K Nearest Neighbors Platform Overview

The K Nearest Neighbors platform predicts a response value based on the responses of the k nearest rows. The k nearest rows to a given row are determined by identifying the k smallest Euclidean distances between the predictor values for that row and the predictor values for each of the other rows. For a continuous response, the predicted value is the average of the responses for the k nearest rows. For a categorical response, the predicted value is the most frequent response level for the k nearest neighbors. If two or more levels are tied as the most frequent levels, the predicted response is assigned by selecting one of these levels at random.
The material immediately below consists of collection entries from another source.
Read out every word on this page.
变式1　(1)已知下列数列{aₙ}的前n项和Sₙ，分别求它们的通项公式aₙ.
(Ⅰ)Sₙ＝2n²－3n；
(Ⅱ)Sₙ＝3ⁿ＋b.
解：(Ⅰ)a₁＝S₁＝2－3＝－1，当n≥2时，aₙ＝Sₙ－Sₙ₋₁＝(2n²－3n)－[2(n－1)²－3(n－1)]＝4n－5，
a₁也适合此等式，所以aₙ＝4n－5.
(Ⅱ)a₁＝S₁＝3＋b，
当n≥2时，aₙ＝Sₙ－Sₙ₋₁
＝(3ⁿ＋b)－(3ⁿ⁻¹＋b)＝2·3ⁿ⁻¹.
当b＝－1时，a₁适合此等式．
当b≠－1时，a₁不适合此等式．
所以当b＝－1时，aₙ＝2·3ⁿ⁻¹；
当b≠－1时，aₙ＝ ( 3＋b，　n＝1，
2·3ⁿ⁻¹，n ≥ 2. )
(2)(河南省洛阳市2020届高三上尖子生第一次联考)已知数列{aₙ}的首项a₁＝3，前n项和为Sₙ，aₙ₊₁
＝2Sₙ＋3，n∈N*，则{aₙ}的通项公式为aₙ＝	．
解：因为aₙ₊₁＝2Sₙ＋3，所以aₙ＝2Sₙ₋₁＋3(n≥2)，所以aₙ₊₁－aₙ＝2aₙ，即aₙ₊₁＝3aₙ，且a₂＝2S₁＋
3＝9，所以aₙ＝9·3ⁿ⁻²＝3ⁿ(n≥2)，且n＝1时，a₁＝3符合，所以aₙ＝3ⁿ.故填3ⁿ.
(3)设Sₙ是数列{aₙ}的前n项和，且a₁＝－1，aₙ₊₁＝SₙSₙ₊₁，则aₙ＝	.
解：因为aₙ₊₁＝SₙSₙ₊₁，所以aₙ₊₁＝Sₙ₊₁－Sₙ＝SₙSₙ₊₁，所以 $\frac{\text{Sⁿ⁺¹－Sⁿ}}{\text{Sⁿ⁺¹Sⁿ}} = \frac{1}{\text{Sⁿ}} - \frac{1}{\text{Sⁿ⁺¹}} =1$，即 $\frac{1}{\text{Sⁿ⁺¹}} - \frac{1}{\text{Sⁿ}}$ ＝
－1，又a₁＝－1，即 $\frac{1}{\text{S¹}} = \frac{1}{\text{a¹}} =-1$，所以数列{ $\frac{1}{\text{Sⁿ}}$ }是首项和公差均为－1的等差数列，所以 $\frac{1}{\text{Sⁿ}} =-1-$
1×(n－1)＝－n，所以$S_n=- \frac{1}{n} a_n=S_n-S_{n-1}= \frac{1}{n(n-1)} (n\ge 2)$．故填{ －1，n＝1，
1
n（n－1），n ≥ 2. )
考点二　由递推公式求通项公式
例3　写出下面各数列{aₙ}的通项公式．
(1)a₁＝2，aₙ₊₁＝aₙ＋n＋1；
Note: Because ties for most frequent levels in the case of a categorical response are broken at random, results from independent runs of the platform might differ. In a script, add the JSL keyword Nonrandom to the function for a K Nearest Neighbor model to obtain reproducible results.

Each continuous predictor is scaled by its standard deviation. With this scaling, a single predictor with a large range does not excessively influence the distance calculation. Missing values for a continuous predictor are replaced by the mean of that predictor.

Each categorical predictor is expressed in terms of indicator variables, with one indicator variable representing each level. A row with a missing value for a categorical predictor is represented by values of zero on all indicator variables for that predictor.

Note the following potential drawbacks of the k nearest neighbors method:

•

K Nearest Neighbors does not make a prediction formula that is practical for large problems.

•

K Nearest Neighbors does not produce fitted probabilities for categorical responses.

For more information about the k nearest neighbors method, see Hastie et al. (2009), Hand et al. (2001), and Shmueli et al. (2017).